DK~ I just read someone refer to it as "geyser cam"- looks like just oil coming out now- but it looks to be coming out in a heavier volume?
(not the heavy mud they were pumping, which is now questionable if the heavy mud is a mixture of toxic chemicals??), they did a junk shot as well, which indicates the mud alone is not getting it.
I suspect the top kill is a failure.
But how about some disclosure on if the mud actually adds more toxins to this disaster?

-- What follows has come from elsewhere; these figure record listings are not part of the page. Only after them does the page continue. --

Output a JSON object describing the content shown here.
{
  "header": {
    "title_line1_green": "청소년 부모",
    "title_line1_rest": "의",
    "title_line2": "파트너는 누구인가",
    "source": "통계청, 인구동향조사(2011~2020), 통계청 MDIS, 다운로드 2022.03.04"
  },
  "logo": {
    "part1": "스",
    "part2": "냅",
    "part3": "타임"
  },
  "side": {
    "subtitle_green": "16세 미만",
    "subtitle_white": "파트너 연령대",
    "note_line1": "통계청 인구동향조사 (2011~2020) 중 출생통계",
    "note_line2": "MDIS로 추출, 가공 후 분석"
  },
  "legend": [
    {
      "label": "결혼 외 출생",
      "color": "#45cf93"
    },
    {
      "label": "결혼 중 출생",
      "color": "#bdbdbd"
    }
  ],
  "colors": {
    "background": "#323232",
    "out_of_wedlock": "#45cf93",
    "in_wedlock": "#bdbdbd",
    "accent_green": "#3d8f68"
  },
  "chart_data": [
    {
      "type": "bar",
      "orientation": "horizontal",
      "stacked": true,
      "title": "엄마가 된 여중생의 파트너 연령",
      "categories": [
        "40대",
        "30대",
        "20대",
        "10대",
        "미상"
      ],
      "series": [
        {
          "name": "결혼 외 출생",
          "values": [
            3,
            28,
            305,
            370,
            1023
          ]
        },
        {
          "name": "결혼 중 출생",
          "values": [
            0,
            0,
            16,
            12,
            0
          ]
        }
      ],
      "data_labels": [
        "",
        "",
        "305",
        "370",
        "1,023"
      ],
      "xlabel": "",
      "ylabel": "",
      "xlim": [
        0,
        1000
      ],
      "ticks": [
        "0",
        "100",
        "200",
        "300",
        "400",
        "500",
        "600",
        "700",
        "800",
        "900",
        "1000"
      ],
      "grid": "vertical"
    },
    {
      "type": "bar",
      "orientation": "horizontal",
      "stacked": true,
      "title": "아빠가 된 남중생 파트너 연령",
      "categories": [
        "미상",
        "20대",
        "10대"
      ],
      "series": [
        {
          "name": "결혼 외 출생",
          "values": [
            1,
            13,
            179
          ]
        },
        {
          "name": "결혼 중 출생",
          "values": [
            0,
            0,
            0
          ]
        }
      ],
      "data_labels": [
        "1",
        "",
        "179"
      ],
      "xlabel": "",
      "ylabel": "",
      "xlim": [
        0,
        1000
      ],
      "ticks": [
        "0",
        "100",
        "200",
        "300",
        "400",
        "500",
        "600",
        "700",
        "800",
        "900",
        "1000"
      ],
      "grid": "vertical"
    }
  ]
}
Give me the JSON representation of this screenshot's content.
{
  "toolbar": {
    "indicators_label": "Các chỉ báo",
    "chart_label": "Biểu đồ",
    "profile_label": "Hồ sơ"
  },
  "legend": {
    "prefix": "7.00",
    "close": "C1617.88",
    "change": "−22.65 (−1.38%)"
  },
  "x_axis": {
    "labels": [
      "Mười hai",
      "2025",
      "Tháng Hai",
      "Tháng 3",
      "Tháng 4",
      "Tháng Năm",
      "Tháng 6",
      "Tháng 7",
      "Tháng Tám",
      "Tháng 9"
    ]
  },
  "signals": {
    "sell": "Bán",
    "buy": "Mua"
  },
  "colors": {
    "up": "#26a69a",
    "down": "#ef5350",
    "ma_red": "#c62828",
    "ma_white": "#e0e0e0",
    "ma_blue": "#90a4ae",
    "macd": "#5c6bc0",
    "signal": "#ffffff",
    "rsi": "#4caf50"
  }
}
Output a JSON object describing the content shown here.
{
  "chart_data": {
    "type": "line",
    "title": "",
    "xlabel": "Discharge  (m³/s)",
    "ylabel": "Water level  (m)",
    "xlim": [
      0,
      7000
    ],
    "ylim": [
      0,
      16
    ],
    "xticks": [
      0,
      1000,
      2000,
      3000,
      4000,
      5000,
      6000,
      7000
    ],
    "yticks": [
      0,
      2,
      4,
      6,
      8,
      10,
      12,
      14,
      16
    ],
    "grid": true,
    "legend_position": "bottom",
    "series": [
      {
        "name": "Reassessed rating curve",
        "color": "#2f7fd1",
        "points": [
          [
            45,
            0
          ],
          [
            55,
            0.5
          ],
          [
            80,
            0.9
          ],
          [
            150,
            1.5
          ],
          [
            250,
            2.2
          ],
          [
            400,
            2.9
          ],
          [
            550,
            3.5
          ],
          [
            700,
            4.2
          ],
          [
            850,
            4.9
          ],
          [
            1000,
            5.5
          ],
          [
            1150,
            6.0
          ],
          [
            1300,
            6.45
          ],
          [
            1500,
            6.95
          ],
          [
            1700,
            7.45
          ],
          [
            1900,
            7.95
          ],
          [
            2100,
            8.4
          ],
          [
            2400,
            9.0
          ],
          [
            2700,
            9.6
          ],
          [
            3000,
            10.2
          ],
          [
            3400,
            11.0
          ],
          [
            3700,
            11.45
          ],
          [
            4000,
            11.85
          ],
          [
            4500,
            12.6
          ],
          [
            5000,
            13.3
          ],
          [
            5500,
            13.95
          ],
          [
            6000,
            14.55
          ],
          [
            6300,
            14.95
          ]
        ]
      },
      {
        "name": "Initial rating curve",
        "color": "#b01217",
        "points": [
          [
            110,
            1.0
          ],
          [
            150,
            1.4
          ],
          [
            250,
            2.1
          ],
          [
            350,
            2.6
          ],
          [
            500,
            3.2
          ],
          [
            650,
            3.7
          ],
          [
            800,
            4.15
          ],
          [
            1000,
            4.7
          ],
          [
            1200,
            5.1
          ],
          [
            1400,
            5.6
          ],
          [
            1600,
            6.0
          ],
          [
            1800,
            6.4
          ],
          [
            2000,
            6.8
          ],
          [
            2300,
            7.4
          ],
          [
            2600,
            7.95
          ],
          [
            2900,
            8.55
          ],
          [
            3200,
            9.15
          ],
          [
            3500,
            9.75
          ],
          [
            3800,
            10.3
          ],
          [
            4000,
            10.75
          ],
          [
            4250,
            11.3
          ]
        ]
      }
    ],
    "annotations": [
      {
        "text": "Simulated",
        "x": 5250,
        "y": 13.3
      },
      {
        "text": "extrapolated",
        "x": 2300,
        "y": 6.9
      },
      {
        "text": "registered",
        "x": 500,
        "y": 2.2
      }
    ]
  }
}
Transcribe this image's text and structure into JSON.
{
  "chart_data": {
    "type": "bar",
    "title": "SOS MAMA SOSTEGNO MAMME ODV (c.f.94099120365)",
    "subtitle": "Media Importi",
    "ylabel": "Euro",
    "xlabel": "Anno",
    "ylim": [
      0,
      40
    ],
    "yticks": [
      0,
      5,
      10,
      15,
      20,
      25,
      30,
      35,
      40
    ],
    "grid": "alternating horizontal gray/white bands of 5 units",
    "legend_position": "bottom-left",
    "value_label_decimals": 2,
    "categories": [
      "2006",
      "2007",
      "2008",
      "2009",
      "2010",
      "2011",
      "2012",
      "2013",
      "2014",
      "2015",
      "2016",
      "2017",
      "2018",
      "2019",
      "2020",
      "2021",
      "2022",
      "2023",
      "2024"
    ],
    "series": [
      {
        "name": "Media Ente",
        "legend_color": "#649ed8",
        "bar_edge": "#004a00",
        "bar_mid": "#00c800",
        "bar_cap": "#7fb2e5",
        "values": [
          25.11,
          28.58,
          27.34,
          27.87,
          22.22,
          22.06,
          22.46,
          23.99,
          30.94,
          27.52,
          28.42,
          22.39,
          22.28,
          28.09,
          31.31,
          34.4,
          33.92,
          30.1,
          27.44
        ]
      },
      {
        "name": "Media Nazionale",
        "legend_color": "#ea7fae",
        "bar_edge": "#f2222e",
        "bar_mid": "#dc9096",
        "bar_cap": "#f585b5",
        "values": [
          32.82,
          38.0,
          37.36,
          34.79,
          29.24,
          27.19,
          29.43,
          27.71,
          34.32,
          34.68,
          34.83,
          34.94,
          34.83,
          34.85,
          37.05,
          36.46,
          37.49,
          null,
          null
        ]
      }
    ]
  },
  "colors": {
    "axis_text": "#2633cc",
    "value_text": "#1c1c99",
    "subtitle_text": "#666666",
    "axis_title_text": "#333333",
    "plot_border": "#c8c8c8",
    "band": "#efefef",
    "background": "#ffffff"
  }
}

The people need to know- because as a nation we need to decide if our hunger for oil is worth taking this kind of risk.
A lot of us are already convinced it is not worth the risk, but now that the worst case scenario has occurred, maybe some of the Drill baby drill crowd will have changed their minds?

Maui~ I have that same feeling. Money can;t fix this problem. They had so many rare, endangered & threatened species there- some unique to just the Gulf waters. There is never a "good time" for an oil spill to happen, but this is happening right during nesting & migration season- so the hatchlings are at risk as well.
They just took the Brown Pelican off the endangered species list in Louisiana in November 2009. 316 have died since the spill & 207 sea turtles.
Damn.

But maybe now people will get it that there are too many perils in the offshore drilling & real change will come of it?